End of the Rainbow Along Highway 25, the evolution of the Irish Travelers is obvious. Where trailer homes once stood, today there are sprawling ranch houses and two- or three-story houses as large as any suburban McMansion. You can still see the old trailers parked out back, or deeper into the woods, with aluminum foil over the windows for insulation. But the wealth of some Travelers is what catches the eye. These nomadic people who once scraped out a meager living now are driving Benzes and Lincolns and Caddies, all brand-new, and parking them in front of homes with beautiful brick masonry and ironwork.
At a nearby supermarket, which the local non-Travelers call the "Winn-Gypsy," the Travelers are known as big spenders, and non-Travelers are accustomed to seeing Traveler children out and about in expensive Tommy Hilfiger clothes.
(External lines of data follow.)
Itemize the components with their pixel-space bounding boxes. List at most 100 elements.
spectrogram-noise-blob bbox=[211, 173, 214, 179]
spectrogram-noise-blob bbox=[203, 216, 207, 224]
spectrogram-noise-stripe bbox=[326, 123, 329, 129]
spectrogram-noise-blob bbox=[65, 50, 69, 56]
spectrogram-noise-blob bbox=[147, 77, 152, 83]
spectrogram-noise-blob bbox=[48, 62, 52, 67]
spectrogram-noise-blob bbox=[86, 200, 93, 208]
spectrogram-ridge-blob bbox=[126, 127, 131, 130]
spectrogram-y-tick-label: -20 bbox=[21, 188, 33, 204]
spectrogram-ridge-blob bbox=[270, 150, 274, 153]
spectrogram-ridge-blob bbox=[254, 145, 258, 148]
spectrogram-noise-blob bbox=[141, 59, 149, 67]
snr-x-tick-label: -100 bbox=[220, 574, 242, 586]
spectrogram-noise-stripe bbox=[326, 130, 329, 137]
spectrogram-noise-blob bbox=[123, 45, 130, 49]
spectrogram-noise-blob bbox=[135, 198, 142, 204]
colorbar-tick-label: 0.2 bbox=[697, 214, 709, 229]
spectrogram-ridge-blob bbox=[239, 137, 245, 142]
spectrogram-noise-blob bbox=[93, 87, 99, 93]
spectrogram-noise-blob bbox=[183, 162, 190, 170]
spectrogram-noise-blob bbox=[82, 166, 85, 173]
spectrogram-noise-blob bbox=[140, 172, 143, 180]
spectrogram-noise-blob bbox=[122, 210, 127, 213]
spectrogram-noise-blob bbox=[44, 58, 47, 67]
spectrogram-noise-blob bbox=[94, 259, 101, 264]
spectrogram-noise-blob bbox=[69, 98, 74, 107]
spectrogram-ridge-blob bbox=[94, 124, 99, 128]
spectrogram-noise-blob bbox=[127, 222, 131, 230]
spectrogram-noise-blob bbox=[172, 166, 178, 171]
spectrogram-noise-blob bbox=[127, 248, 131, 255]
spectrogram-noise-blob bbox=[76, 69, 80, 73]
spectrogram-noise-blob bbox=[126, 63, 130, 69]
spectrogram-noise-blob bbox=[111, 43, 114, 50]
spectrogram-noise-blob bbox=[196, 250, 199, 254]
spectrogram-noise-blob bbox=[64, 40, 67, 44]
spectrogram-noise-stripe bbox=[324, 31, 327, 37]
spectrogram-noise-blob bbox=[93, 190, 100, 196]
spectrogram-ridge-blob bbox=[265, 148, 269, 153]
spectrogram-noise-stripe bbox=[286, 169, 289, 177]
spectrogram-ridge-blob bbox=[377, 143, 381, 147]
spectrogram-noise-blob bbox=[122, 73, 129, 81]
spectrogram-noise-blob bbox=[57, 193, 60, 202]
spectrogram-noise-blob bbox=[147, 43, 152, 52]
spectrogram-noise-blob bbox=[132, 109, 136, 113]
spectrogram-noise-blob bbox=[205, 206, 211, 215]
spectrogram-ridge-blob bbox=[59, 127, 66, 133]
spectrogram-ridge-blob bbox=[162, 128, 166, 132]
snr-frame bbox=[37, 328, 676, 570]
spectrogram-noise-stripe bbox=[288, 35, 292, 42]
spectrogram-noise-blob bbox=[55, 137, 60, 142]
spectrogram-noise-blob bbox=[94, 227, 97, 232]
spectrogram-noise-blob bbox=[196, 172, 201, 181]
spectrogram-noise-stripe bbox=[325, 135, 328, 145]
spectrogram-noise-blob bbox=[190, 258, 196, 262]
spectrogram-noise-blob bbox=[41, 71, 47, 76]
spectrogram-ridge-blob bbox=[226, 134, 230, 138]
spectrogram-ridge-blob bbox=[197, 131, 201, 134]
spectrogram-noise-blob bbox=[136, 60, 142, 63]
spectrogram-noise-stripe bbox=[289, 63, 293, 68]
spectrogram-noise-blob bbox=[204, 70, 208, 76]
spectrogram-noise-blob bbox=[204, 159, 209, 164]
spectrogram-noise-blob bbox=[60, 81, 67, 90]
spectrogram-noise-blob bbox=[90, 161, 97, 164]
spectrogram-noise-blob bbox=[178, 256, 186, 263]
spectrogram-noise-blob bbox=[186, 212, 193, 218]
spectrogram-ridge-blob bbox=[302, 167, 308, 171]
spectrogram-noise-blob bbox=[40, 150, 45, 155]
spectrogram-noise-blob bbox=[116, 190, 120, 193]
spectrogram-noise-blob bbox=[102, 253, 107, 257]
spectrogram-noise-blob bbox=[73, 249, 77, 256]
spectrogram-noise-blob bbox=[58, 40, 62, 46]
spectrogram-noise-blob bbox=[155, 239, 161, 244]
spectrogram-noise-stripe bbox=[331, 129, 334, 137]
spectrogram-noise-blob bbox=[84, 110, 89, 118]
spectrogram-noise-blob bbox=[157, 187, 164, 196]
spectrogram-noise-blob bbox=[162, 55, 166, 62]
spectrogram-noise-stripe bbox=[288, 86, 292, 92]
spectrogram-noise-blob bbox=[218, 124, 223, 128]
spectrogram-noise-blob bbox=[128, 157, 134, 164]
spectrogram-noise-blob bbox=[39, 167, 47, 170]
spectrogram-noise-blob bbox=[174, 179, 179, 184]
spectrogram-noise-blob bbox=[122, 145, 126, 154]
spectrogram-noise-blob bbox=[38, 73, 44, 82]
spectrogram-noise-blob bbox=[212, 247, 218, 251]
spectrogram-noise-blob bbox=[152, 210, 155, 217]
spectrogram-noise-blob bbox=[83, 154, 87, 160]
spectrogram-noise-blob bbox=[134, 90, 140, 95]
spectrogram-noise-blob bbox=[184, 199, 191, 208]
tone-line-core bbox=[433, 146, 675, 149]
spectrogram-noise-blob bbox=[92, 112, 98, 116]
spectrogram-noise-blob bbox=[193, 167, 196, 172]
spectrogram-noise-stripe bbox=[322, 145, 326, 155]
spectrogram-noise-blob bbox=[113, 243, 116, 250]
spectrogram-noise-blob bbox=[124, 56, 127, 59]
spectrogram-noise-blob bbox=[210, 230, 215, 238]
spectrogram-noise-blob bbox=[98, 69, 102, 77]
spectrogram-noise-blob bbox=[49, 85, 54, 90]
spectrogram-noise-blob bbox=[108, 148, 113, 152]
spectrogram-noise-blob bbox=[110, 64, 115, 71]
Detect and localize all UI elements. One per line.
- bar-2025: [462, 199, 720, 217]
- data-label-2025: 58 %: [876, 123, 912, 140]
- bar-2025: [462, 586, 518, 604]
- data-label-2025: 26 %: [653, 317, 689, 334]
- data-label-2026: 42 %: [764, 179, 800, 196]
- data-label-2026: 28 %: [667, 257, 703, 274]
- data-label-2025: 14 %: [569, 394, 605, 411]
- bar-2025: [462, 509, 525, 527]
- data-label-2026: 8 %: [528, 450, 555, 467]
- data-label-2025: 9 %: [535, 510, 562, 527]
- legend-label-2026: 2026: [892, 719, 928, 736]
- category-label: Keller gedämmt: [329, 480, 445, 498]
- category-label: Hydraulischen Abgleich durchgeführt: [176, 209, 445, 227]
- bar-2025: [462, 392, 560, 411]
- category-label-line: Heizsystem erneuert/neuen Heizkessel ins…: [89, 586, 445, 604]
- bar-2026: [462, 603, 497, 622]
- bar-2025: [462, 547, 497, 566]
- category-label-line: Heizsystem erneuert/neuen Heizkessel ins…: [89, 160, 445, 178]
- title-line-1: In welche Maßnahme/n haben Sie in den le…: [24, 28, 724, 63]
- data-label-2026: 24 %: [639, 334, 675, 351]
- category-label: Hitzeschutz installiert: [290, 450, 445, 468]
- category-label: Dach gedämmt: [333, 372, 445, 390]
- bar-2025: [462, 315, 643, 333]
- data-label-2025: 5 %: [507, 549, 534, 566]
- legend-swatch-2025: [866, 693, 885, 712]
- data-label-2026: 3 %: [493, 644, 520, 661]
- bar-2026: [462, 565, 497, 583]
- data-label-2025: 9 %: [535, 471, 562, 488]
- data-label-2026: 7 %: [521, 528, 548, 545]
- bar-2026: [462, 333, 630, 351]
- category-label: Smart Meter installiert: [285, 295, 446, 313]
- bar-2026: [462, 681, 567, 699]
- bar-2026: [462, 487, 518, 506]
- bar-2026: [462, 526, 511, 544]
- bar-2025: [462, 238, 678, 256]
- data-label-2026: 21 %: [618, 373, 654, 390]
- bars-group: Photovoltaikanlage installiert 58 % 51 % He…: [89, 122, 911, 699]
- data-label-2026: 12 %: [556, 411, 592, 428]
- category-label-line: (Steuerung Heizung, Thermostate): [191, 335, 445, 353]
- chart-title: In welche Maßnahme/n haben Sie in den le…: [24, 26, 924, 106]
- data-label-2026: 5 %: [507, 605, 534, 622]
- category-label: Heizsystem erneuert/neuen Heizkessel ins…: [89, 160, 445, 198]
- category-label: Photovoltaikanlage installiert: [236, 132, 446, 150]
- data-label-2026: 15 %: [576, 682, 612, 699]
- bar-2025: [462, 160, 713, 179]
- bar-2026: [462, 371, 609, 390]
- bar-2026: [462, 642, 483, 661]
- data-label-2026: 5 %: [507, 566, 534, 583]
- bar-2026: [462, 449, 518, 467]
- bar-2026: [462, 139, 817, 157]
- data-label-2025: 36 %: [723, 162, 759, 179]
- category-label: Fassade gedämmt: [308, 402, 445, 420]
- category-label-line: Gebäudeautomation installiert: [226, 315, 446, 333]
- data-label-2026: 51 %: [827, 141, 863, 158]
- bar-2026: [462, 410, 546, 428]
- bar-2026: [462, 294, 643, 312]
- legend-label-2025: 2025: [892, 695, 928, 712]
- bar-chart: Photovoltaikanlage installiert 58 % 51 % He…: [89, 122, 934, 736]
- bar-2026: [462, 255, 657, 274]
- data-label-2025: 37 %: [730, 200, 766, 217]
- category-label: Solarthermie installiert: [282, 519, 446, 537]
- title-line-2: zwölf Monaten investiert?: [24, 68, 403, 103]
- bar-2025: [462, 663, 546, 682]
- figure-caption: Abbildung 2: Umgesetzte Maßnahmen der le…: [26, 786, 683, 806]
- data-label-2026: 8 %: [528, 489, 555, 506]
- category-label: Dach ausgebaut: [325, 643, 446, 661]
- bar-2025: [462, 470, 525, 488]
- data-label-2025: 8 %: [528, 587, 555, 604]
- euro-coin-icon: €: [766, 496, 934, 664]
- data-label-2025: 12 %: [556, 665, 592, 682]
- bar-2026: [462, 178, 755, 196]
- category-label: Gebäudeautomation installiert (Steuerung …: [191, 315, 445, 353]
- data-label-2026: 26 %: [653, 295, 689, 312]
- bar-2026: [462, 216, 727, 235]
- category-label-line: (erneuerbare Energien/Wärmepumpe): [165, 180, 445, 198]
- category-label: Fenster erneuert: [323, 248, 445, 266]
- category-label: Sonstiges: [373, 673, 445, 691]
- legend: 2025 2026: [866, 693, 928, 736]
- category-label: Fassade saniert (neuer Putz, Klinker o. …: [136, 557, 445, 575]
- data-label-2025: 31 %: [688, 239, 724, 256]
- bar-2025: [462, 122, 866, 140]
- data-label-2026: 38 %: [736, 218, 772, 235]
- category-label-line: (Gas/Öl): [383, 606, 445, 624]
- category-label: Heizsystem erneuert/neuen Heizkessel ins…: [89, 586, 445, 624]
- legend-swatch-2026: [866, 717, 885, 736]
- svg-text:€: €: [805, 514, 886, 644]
For special occasions, Traveler mothers garb their young daughters in shiny, sequined dresses and complete the picture of a child beauty queen with bouffant hairstyles and makeup. Traveler women are known, Wetherington said, for "that glamour-shot look: poufed hair, lot of makeup."
Inside one of the newly built houses, pink sets the tone: pink leather sofa, pink curtains and swags and valances. The cape around the shoulders of the baby Jesus statue is pink too. And a six-foot-high floral arrangement of pink and blue artificial flowers, trimmed in gold, stands in the two-story foyer, beneath a huge chandelier.
The women of this house, a mother and daughter, did not want their names used. They know the "country people" drive by and wonder where the money comes from.
But it's simple, the older woman said: Members of the extended family each contribute to the dowry that ensures a proper marriage. And people work long and hard to make life better for the next generation.
"It was something we prepared for for a very long time," the older woman said softly of her home.
These women are ready, though, for change. Neither of the women went past the sixth grade. Both were married off as preteens. (How did you meet your husband, the younger one is asked. "Well, he's my cousin," she says. "I've known him all my life.")
They want the next generation to have more opportunities in life, more choices. They boast of a Traveler who has gone off to law school. And of a Traveler who has become a doctor. But those are the exceptions.
The younger women recalled a childhood of stigma. Not being invited to birthday parties, being singled out for being different; being excluded during recess at school. She watches it changing in her own children's lives and happily announces, "Some of my daughter's best friends are country people."
Joe Livingston, left, an investigator with the South Carolina Law Enforcement Division who is an expert on Traveler scams, estimates that perhaps 10 to 15 percent of the Murphy Village Travelers participate in what he calls "nontraditional organized crime."